As a result of climate change and environmental degradation, investors are increasingly favouring socially responsible and sustainable investments, which made up 26% of all professionally managed assets in 2016. A growing asset class is conservation finance, which is investment made directly or indirectly to conserve biodiversity, and maintain natural assets including soil, ecosystems, clean air and water resources. Advocates argue that investment in biodiversity and natural capital is an unparalleled business opportunity for private investment, which could profitably fund enterprises or projects that directly contribute to meeting global targets under the Convention for Biological Diversity and the Sustainable Development Goals.
Although the involvement of private and other non-state actors in the governance of biodiversity and natural capital is not in itself a new phenomenon, the international community is currently on the verge of a new trend finance that has the potential to fundamentally change how biodiversity is governed, for what purpose, and by whom. Emerging financial instruments, including impact bonds, green bonds and ‘blended’ finance, are increasingly favoured by impact investors who seek to generate demonstratable social and environmental impacts alongside a positive financial return.
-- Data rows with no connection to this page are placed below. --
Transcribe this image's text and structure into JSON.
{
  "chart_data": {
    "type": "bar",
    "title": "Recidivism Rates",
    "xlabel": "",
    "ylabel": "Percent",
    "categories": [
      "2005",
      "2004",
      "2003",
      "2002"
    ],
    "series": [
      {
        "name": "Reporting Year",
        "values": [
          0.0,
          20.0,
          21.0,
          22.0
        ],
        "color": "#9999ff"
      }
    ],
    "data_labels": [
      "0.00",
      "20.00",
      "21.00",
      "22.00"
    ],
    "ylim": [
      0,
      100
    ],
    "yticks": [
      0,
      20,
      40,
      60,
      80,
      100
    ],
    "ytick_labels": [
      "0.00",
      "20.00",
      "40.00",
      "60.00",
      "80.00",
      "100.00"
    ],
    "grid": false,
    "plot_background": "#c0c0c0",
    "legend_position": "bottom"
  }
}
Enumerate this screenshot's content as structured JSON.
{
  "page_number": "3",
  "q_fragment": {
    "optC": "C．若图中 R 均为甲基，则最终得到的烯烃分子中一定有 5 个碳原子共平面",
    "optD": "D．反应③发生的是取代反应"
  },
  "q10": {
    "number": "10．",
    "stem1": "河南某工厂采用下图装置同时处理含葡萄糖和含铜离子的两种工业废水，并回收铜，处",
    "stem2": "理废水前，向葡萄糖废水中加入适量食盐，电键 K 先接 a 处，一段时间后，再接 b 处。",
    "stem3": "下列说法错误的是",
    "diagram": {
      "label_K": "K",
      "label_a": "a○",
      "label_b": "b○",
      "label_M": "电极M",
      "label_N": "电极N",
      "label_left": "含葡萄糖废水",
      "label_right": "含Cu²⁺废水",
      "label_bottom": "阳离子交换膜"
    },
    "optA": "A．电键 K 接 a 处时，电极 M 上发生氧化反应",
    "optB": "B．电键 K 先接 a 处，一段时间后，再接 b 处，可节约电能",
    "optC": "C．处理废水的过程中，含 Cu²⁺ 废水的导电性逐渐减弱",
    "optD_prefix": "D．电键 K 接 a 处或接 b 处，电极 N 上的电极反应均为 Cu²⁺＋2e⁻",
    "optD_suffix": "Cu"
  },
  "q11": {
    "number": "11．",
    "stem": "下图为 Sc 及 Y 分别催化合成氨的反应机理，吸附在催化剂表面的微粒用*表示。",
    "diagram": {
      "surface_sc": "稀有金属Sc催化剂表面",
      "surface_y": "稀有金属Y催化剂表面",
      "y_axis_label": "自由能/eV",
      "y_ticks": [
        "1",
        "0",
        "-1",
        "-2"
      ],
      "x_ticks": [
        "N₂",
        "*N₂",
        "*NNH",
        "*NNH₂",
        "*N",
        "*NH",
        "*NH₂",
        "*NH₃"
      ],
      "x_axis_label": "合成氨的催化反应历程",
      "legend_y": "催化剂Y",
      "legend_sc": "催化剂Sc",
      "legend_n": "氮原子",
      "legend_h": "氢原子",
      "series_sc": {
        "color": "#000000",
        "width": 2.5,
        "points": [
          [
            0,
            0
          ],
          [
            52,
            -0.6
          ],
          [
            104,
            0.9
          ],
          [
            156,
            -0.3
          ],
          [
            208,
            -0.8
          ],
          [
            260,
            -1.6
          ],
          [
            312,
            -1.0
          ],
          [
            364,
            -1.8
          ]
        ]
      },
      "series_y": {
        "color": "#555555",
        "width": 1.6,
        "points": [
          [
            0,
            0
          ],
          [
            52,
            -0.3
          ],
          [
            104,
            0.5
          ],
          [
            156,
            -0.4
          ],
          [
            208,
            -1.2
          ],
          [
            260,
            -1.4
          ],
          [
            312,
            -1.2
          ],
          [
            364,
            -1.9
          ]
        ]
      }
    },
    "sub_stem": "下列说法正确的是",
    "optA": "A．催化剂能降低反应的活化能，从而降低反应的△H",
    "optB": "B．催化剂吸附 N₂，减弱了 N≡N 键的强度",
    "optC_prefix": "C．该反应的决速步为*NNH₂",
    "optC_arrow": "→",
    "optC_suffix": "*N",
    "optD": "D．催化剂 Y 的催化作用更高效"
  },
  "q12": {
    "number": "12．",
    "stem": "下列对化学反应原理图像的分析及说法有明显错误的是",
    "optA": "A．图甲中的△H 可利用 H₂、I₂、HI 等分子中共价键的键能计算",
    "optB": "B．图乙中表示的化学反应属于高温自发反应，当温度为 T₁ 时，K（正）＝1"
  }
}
Impact investing has potential to generate ‘win-win-wins’ for the environment, investors and communities, but there are a lot of unanswered questions around how to effectively operationalise the concept into on-ground outcomes. For example:
- How can conservation actors adapt to impact investing and the greater accountability measures (performance-based contracts, monitoring, reporting and auditing) that come with it?
- Will the total funding available for biodiversity conservation increase with greater private sector investment, or will public and philanthropic funding and interest be crowded out?
- Will greater use of performance-based contracts improve the effectiveness and accountability of biodiversity conservation, or create a perverse incentive to seek out ‘easy’ short-term environmental gains over uncertain long-term outcomes?
- Can the significant transaction costs identified from the use of impact investing in the development, health and social services sectors be sufficiently overcome?
This project will use a governance perspective and an agency theoretical framework to evaluate the effectiveness of impact investing for biodiversity conservation. The impact investing ‘ecosystem’ involves multiple sectors, social networks, and actors. This project thus requires analysis at each of these three scales, while drawing lessons across multiple jurisdictions. A mixed-methods approach, incorporating literature review, social surveys, qualitative interviews, and social network analysis (SNA) will be used to identify key factors that enable or inhibit the effectiveness of impact investing for biodiversity conservation.